From its product portfolio, the beer company used a challenger brand with low market penetration to determine the impact of second-party data on new customer recruitment and sales uplift. Targeting light, medium and heavy beer drinkers (as identified by the supermarket data) it found that new customers came from the heavy and medium categories, rather than light beer drinkers, as had previously been assumed; the pilot delivered a 32% sales uplift when compared to a traditional conversion campaign (which would have been limited to using the beer brand’s first-party data and audiences built in a walled garden environment), an outcome that also benefited the retailer.
Forward-thinking business decisions
Forrester defines second-party data partnerships as “when a retailer, brand, publisher or marketer gains transparent access to the audience data of another retailer, brand, publisher or marketer for marketing purposes – to their mutual benefit.”

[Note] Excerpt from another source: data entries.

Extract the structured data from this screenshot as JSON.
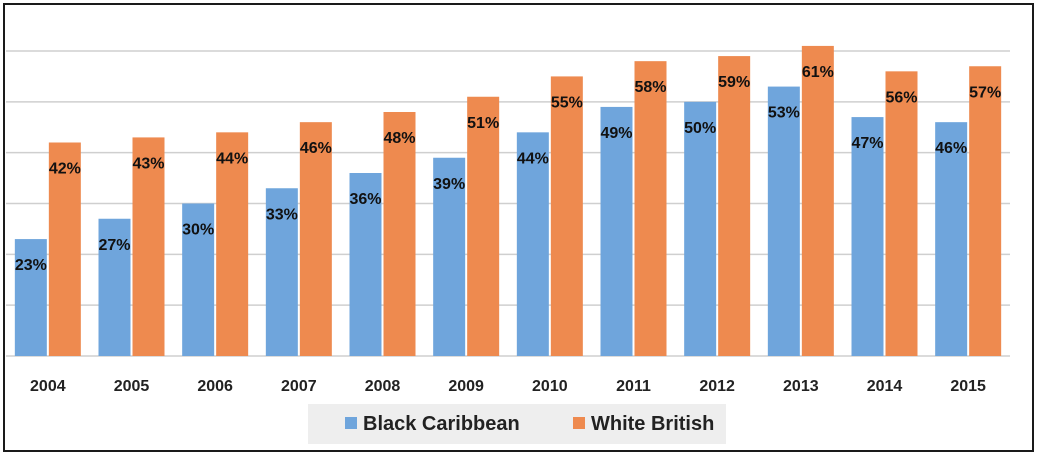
{
  "chart_data": {
    "type": "bar",
    "categories": [
      "2004",
      "2005",
      "2006",
      "2007",
      "2008",
      "2009",
      "2010",
      "2011",
      "2012",
      "2013",
      "2014",
      "2015"
    ],
    "series": [
      {
        "name": "Black Caribbean",
        "color": "#6fa5dc",
        "values": [
          23,
          27,
          30,
          33,
          36,
          39,
          44,
          49,
          50,
          53,
          47,
          46
        ]
      },
      {
        "name": "White British",
        "color": "#ee8a4f",
        "values": [
          42,
          43,
          44,
          46,
          48,
          51,
          55,
          58,
          59,
          61,
          56,
          57
        ]
      }
    ],
    "data_labels": {
      "Black Caribbean": [
        "23%",
        "27%",
        "30%",
        "33%",
        "36%",
        "39%",
        "44%",
        "49%",
        "50%",
        "53%",
        "47%",
        "46%"
      ],
      "White British": [
        "42%",
        "43%",
        "44%",
        "46%",
        "48%",
        "51%",
        "55%",
        "58%",
        "59%",
        "61%",
        "56%",
        "57%"
      ]
    },
    "ylim": [
      0,
      60
    ],
    "grid": true,
    "legend_position": "bottom",
    "title": "",
    "xlabel": "",
    "ylabel": ""
  }
}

Regardless of the regulatory changes that are driving the shift to data collaborations, these previously under-used partnerships can be applied in a range of industries (such as the airline, hospitality and banking sectors), offering significant advantages to all parties involved and delivering better experiences for the consumer.
Entering into one or more collaborations of this nature could be one of the best decisions an organization makes.
Emilie Gazeau is a Senior Director in Artefact’s Paris office, she is a leading member of the Data for Sales & Marketing Practice Group,
With a strong business acumen and international experiences, Emilie Gazeau has more than 15 years of experience in the CPG, Retail and Hospitality industry. Graduating from Sciences Po Paris and Ecole Polytechnique, she started her career in the L’Oréal Internal audit team and worked on several data & digital transformation projects for the group, on both marketing and sales. After an entrepreneurial experience launching a DtC Skincare brand, she gained expertise in the Consulting sector.
Emilie’s experience in consultancy and corporate, including her expertise in business transformation, digitalisation, sales and marketing, makes her ideally placed to provide expertise on data collaboration opportunities. From embedding the newly required organisational structure, to developing outstanding and fully integrated tech solutions that lever consumer data, Emilie’s expertise focuses on Commerce Media, Privacy by design and ecosystem data collaboration topics.